Earlier this month, I reported ( The Estate of Mary Fischer in December 9th’s New York Law Journal) a case where a dishonest home health aide was compelled to return stolen assets to the her former employer’s estate. Well, there seems to be a lot more of that sort of thing going around lately as may be seen in The Estate of Martin Neary which was decided by Surrogate Tomei in Kings County (Brooklyn) and reported in the December 19th New York Law Journal (p.40).Martin Neary , an 88 year old attorney had died without a spouse or children . A month earlier, he had executed a will leaving most of his nine hundred thousand dollar estate to his home health attendant, Ava Baker. Objections to the will were filed both by the decedent’s cousin and the Public Administrator and ultimately, a trial was held to determine the issues that had been raised.

Because the will had been executed under the supervision of its attorney-draftsman, there was a presumption that it had been properly executed. The court found that there had been no evidence to contradict this. Furthermore, it was determined that the testimony of the attorney draftsman that the decedent possessed testamentary capacity was sufficient to establish this fact.

Having cleared these primary hurdles, however, Ms. Baker ran into serious trouble once the nature of her relationship with the decedent came to light. The court found that a highly confidential relationship had existed between her and her employer to the extent that she virtually controlled all aspects of his life. The court opined that “the relationship of caregiver and elderly is one in which the greedy and corrupt may find considerable gain”. It was further stated that such a relationship requires ” close scrutiny and extreme vigilance” in order to insure that the transaction was understood and that there was no fraud or undue influence.

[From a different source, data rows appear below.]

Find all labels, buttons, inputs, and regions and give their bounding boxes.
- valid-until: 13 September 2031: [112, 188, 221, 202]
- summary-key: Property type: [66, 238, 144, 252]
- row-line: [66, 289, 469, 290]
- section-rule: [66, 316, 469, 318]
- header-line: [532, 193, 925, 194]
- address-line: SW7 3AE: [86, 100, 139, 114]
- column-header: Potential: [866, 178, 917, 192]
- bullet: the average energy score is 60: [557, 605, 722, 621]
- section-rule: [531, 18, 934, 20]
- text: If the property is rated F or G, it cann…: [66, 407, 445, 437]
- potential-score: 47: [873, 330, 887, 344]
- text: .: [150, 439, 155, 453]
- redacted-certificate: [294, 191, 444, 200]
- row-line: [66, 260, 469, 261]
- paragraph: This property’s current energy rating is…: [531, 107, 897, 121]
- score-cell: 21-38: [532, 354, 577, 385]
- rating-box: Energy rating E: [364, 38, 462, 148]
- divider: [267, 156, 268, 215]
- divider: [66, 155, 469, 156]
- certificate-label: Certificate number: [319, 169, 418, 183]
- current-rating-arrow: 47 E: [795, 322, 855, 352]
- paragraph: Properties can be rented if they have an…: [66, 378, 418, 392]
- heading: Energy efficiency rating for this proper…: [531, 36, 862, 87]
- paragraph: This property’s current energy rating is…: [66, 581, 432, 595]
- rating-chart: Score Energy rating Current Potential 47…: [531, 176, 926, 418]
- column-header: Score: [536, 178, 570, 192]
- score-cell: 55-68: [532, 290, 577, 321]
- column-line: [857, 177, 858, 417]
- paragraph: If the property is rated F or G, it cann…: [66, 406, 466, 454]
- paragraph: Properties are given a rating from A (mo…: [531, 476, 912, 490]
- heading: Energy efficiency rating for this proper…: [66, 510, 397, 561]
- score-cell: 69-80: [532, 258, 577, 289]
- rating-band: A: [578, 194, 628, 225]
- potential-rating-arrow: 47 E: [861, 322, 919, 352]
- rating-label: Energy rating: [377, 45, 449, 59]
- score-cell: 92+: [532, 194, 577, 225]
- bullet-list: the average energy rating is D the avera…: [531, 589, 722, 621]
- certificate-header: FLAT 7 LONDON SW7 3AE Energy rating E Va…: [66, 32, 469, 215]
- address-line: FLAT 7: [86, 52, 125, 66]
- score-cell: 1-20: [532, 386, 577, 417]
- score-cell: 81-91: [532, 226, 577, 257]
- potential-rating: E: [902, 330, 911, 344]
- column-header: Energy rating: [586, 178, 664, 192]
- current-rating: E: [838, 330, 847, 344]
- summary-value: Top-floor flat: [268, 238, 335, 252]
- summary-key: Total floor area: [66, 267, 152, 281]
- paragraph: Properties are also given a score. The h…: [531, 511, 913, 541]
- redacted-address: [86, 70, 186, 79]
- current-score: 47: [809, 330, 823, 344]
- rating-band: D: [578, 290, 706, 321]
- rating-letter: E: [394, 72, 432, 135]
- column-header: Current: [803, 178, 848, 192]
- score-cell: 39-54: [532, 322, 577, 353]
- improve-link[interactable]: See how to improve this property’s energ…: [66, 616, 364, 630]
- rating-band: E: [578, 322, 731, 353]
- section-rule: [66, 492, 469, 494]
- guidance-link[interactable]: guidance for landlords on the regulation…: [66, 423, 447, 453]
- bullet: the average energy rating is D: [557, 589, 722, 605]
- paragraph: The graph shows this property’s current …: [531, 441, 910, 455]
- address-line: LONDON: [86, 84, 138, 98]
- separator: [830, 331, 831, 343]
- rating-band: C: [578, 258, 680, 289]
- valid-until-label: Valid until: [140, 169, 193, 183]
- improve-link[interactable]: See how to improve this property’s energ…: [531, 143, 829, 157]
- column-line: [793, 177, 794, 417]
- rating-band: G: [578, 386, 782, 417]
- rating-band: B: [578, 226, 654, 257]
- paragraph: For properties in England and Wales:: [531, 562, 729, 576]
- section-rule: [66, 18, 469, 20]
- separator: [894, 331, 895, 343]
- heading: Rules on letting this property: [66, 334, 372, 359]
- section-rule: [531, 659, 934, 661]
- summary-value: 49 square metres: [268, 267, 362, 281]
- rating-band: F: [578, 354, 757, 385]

The court further emphasized that where -as here-the attorney-draftsman was associated with the beneficiary of the will , an explanation of this relationship is called for. Surrogate Tomei found that the attorney-draftsman here had not acted appropriately in that his answers were evasive and he failed to establish through contemporaneously-taken notes that he had fully discussed the will with the testator or that the testator had understood what was taking place. Also, the court noted that Ms. Baker had failed to offer a reasonable explanation of the decedent’s largesse towards her. Unable to come to a conclusion that Mr. Neary had understood the nature of the will that he executed and that his confidential relationship with his health aide had not been exploited to loot his estate, the court found that will should not be admitted to probate because it had been the product of undue influence.